As the Human Genome Project winds down, many researchers are stepping over into the next international public endeavour, the haplotype map project, or HapMap. This US$100-million initiative was launched in October 2002 by the US National Human Genome Research Institute to provide the tools that will speed up the discovery of genetic factors that contribute to common conditions such as diabetes and heart disease. The results will be made quickly and freely available on the Internet.

Along the genome, certain combinations of alleles at nearby SNP sites have remained unchanged over many generations and are inherited together as halotypes. The aim of HapMap is to build a genome map of these haplotype blocks from different ethnic groups, mainly from China, Japan, Nigeria and northern Europe.

Labs in Canada, China, Japan, the United Kingdom and the United States will be involved. “The goal of the project is to validate SNPs across the entire genome and build tools to enable association studies, to compare genetic markers in people who have a disease with markers in a control population,” says Panos Deloukas, senior group leader at the human genetics department at the Wellcome Trust Sanger Institute near Cambridge, UK. The HapMap, set up as an international public–private research consortium, is expected to take three years to complete.
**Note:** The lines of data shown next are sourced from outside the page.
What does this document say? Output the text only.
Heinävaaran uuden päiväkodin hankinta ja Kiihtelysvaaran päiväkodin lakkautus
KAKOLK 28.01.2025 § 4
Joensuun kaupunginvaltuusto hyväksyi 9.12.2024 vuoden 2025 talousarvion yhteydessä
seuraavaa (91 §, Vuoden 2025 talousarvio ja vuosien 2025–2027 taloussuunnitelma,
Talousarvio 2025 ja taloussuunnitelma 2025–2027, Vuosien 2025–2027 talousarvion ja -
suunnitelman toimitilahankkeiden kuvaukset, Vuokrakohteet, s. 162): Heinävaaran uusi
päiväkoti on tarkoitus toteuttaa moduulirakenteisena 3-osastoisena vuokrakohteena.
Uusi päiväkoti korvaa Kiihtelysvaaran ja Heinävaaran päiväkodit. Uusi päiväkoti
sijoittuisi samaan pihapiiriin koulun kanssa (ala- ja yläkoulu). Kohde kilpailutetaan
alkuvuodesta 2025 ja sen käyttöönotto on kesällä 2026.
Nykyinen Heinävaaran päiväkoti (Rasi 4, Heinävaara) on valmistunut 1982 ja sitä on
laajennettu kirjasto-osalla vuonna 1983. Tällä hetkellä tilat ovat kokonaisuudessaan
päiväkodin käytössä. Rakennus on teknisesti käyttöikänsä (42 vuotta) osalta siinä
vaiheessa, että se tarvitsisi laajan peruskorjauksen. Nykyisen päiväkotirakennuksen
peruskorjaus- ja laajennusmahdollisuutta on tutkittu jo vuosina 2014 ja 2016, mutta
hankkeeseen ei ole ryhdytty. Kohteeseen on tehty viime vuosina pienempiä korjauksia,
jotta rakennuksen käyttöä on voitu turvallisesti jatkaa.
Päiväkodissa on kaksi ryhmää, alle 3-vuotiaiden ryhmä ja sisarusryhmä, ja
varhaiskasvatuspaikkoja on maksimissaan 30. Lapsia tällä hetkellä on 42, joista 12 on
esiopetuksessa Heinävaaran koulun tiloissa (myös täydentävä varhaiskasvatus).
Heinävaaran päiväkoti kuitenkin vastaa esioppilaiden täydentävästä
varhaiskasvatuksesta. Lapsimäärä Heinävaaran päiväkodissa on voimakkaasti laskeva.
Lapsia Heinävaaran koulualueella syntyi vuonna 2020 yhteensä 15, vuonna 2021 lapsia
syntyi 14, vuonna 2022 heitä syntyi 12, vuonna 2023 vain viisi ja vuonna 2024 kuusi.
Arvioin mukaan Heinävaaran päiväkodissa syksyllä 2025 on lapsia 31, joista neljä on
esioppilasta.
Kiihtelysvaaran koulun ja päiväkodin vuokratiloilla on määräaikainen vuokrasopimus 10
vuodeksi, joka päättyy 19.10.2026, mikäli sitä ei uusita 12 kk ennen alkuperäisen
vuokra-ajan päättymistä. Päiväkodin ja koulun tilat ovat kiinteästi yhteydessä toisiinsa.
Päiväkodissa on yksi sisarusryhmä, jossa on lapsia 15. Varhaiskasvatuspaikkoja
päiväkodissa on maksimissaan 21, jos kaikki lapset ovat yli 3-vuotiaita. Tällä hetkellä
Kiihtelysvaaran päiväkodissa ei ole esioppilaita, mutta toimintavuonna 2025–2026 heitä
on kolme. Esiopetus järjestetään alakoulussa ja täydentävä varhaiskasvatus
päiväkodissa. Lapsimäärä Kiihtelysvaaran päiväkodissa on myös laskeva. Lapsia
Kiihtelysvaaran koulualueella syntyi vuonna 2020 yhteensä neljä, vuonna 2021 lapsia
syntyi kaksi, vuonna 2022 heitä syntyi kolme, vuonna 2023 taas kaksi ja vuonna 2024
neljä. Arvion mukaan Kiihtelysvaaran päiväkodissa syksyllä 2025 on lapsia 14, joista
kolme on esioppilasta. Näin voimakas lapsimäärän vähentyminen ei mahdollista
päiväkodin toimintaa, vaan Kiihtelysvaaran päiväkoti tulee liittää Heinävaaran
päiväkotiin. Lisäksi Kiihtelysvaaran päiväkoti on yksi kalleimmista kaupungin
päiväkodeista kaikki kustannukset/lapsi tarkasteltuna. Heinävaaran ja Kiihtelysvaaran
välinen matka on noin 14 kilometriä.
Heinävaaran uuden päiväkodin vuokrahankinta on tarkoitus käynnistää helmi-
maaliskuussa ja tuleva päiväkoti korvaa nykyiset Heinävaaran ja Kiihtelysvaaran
Why bother with a HapMap when whole-genome scanning technologies already exist? “With the technologies we have now, scanning the whole genome gene by gene is very costly. Scanning the genome haplotype by haplotype would be 5% of the cost,” points out Julio Licinio at the pharmacogenomics lab of the University of California, Los Angeles.

An alternative way of reducing the costs of whole-genome scanning has just been launched by the discovery-genetics company Sequenom in San Diego, California. Its Allelotyping technology uses high-resolution MALDI–TOF (matrix-assisted laser desorption/ ionization–time-of-flight) mass spectrometry to analyse the frequency of a SNP allele in large DNA pools of up to 500 individual samples. Only 50 picograms of DNA from each individual are required, and allelic frequencies as low as 3% can be detected. “Our customers can afford to do whole-genome scans today, because whole-genome scans are affordable on pools but not on individuals,” says Charles Cantor, chief scientific officer at Sequenom.